I’ve been debating with atheists online again …
Yeah, don’t ask.
Anyway, one of the funny things they do is
to call up the alleged records of theist “atrocities”, which of course they
then want to attribute to all Christians. Apparently, we’re responsible for
everything from the Crusades and Inquisitions to the Holocaust and (according
to atheist popularizer Bill Maher) “all the wars”.
If this lack of any historical or
theological awareness were not funny enough, a favourite canard of theirs
actually involves the Salem Witch Trials.
Our Poor Witches!
Over three hundred years ago, a group of
religious conservatives known as the Puritans in Salem, Massachusetts hanged
twenty (20) people under the charge of witchcraft. Now, this was in an age long before the Internet,
news, photography or even modern historical methods. But somehow, the atheists
have managed to retain the names and circumstances of the twenty victims.
Not only that, but they’ve apparently
retained their righteous rage on behalf of these executed persons. They
have no hesitation to bring up the incident, and to gleefully rub the faces — not just of Puritans, but of every kind
of theist imaginable — in the dried
blood of these ancient victims.
“Yeah?” they say, “What about the witch trials, eh?”
You’ll hear that one over and over again.
Oh, the Irony
Anyway, I recently sent an atheist a
documented historical photo of a Soviet agent shooting a “spy” in the back of
the head with a pistol. This was because he assured me that no such thing had ever happened. (No atheist,
apparently, ever executed a person with a shot to the back of the head … I
had “made that up”.)
I sent him a link to the Katyn Forest Massacre. But I could as easily have pointed
him to the Killing Fields of Cambodia, to the re-education camps of the Maoists
in China, to the gulags of the Russian archipelago, to the pits and ditches of
the National Socialists in Germany, or to any of a thousand other locations in
which a spade and a will to know are all you need to see
the blessings of atheism up close.
The guy took one look at the picture, and
asked me how I knew for sure that the executioner wasn’t a wayward Catholic who
had been at Mass that very morning.
Really. He did that.
So I thought this was way too funny to pass
up. I don’t mean that the deaths were funny — not at all, not one of them —
but the dripping irony of his reply.

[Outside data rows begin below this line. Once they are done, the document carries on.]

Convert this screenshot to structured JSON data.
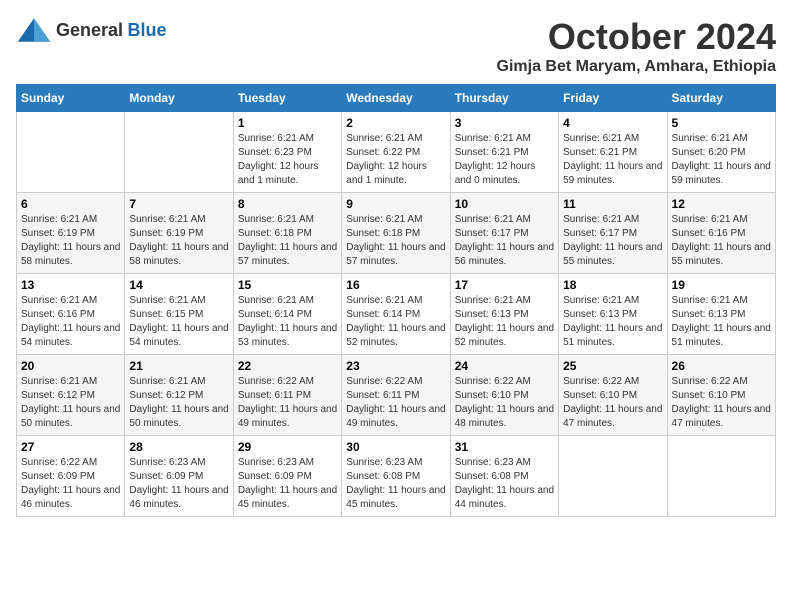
{
  "logo": {
    "general": "General",
    "blue": "Blue"
  },
  "title": {
    "month": "October 2024",
    "location": "Gimja Bet Maryam, Amhara, Ethiopia"
  },
  "header": {
    "days": [
      "Sunday",
      "Monday",
      "Tuesday",
      "Wednesday",
      "Thursday",
      "Friday",
      "Saturday"
    ]
  },
  "weeks": [
    {
      "days": [
        {
          "num": "",
          "info": ""
        },
        {
          "num": "",
          "info": ""
        },
        {
          "num": "1",
          "info": "Sunrise: 6:21 AM\nSunset: 6:23 PM\nDaylight: 12 hours and 1 minute."
        },
        {
          "num": "2",
          "info": "Sunrise: 6:21 AM\nSunset: 6:22 PM\nDaylight: 12 hours and 1 minute."
        },
        {
          "num": "3",
          "info": "Sunrise: 6:21 AM\nSunset: 6:21 PM\nDaylight: 12 hours and 0 minutes."
        },
        {
          "num": "4",
          "info": "Sunrise: 6:21 AM\nSunset: 6:21 PM\nDaylight: 11 hours and 59 minutes."
        },
        {
          "num": "5",
          "info": "Sunrise: 6:21 AM\nSunset: 6:20 PM\nDaylight: 11 hours and 59 minutes."
        }
      ]
    },
    {
      "days": [
        {
          "num": "6",
          "info": "Sunrise: 6:21 AM\nSunset: 6:19 PM\nDaylight: 11 hours and 58 minutes."
        },
        {
          "num": "7",
          "info": "Sunrise: 6:21 AM\nSunset: 6:19 PM\nDaylight: 11 hours and 58 minutes."
        },
        {
          "num": "8",
          "info": "Sunrise: 6:21 AM\nSunset: 6:18 PM\nDaylight: 11 hours and 57 minutes."
        },
        {
          "num": "9",
          "info": "Sunrise: 6:21 AM\nSunset: 6:18 PM\nDaylight: 11 hours and 57 minutes."
        },
        {
          "num": "10",
          "info": "Sunrise: 6:21 AM\nSunset: 6:17 PM\nDaylight: 11 hours and 56 minutes."
        },
        {
          "num": "11",
          "info": "Sunrise: 6:21 AM\nSunset: 6:17 PM\nDaylight: 11 hours and 55 minutes."
        },
        {
          "num": "12",
          "info": "Sunrise: 6:21 AM\nSunset: 6:16 PM\nDaylight: 11 hours and 55 minutes."
        }
      ]
    },
    {
      "days": [
        {
          "num": "13",
          "info": "Sunrise: 6:21 AM\nSunset: 6:16 PM\nDaylight: 11 hours and 54 minutes."
        },
        {
          "num": "14",
          "info": "Sunrise: 6:21 AM\nSunset: 6:15 PM\nDaylight: 11 hours and 54 minutes."
        },
        {
          "num": "15",
          "info": "Sunrise: 6:21 AM\nSunset: 6:14 PM\nDaylight: 11 hours and 53 minutes."
        },
        {
          "num": "16",
          "info": "Sunrise: 6:21 AM\nSunset: 6:14 PM\nDaylight: 11 hours and 52 minutes."
        },
        {
          "num": "17",
          "info": "Sunrise: 6:21 AM\nSunset: 6:13 PM\nDaylight: 11 hours and 52 minutes."
        },
        {
          "num": "18",
          "info": "Sunrise: 6:21 AM\nSunset: 6:13 PM\nDaylight: 11 hours and 51 minutes."
        },
        {
          "num": "19",
          "info": "Sunrise: 6:21 AM\nSunset: 6:13 PM\nDaylight: 11 hours and 51 minutes."
        }
      ]
    },
    {
      "days": [
        {
          "num": "20",
          "info": "Sunrise: 6:21 AM\nSunset: 6:12 PM\nDaylight: 11 hours and 50 minutes."
        },
        {
          "num": "21",
          "info": "Sunrise: 6:21 AM\nSunset: 6:12 PM\nDaylight: 11 hours and 50 minutes."
        },
        {
          "num": "22",
          "info": "Sunrise: 6:22 AM\nSunset: 6:11 PM\nDaylight: 11 hours and 49 minutes."
        },
        {
          "num": "23",
          "info": "Sunrise: 6:22 AM\nSunset: 6:11 PM\nDaylight: 11 hours and 49 minutes."
        },
        {
          "num": "24",
          "info": "Sunrise: 6:22 AM\nSunset: 6:10 PM\nDaylight: 11 hours and 48 minutes."
        },
        {
          "num": "25",
          "info": "Sunrise: 6:22 AM\nSunset: 6:10 PM\nDaylight: 11 hours and 47 minutes."
        },
        {
          "num": "26",
          "info": "Sunrise: 6:22 AM\nSunset: 6:10 PM\nDaylight: 11 hours and 47 minutes."
        }
      ]
    },
    {
      "days": [
        {
          "num": "27",
          "info": "Sunrise: 6:22 AM\nSunset: 6:09 PM\nDaylight: 11 hours and 46 minutes."
        },
        {
          "num": "28",
          "info": "Sunrise: 6:23 AM\nSunset: 6:09 PM\nDaylight: 11 hours and 46 minutes."
        },
        {
          "num": "29",
          "info": "Sunrise: 6:23 AM\nSunset: 6:09 PM\nDaylight: 11 hours and 45 minutes."
        },
        {
          "num": "30",
          "info": "Sunrise: 6:23 AM\nSunset: 6:08 PM\nDaylight: 11 hours and 45 minutes."
        },
        {
          "num": "31",
          "info": "Sunrise: 6:23 AM\nSunset: 6:08 PM\nDaylight: 11 hours and 44 minutes."
        },
        {
          "num": "",
          "info": ""
        },
        {
          "num": "",
          "info": ""
        }
      ]
    }
  ]
}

And I processed it thus …
It seems that atheists can locate the
bodies of twenty people killed by religious enthusiasts three hundred years
ago, in an age when the printing-press was state-of-the-art record-production. But
in an age with modern historical records, journalism, television, the Internet
and Wikipedia [or, better, Infogalactic, Ed.], they can’t find any of the one-hundred and forty-eight million people
killed by atheist regimes in the last century alone.
Yes, that’s right: 148,000,000.*
So the atheist can find 20 bodies from
three centuries ago, but can’t quite locate the 148 million they piled up in
the last century.
Can’t find ’em. Not a one.
Oh the irony!
A Modest Proposal
Now, atheist author Richard Dawkins insists
that he cannot imagine anyone killing
anyone for reasons of atheism. Not
one time, not ever. (He actually said that during his public debate with
Christian apologist Dr. John Lennox in Atlanta. You can see it for yourself.)

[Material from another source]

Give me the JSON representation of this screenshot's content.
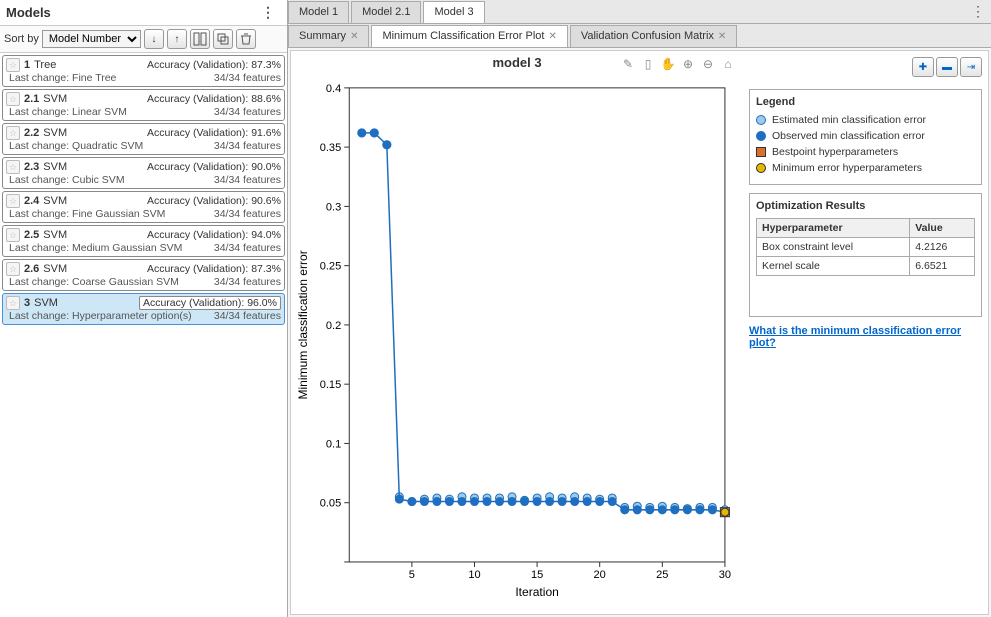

Well, I suggest we take up a collection and
buy him a shovel.
If he and his rabid-atheist kin still
refuse to employ it to verify the bloody deeds of the atheist murderers of the
last century, perhaps he can at least use it to manage the wave of hypocritical
horse manure continually threatening to surge out of the atheist barn.
The Hypocrisy of Atheist Apologists
Atheism presents itself as the champion of
science, rationality and the intellect. This posture of superiority is daunting
to some Christians. They think, “If these people talk so confidently, they must
be really smart, and must have a lot behind what they say.”
In my experience, the answer is that
they’ve got nothing. Nada. Zip. Just their cynicism and their overweening sense
of superiority. Get a few things figured out, and their arguments are exposed
as astonishingly irrational. But just how far will they go to slander their
opposition and to hide the atrocities committed by their atheist brethren?
The Salem Witch Trials actually furnishes a
perfect illustration, I think. But not as an indictment against theism. Rather,
it’s one of the most embarrassing facts that atheists even mention it, because
it illustrates how they argue.
It shows that for some of them, there is
quite simply no evil that atheism can occasion that is big enough to elicit
from them an admission of fault. And there is no accusation so remote, vague,
indirect or irrelevant that they will not apply it to theism, and act self-righteously
justified when they do.
But if you need reasons to doubt the sincerity or integrity of such atheist attacks, I suggest there are at least 148 million.
________________________
* And that by the most cautious estimates: check the massive and very secular, three-volume Encyclopedia of Wars (2004). If you want an easier and less-expensive read, you can also find this data all broken down for you in very specific tables in The Irrational Atheist (2008).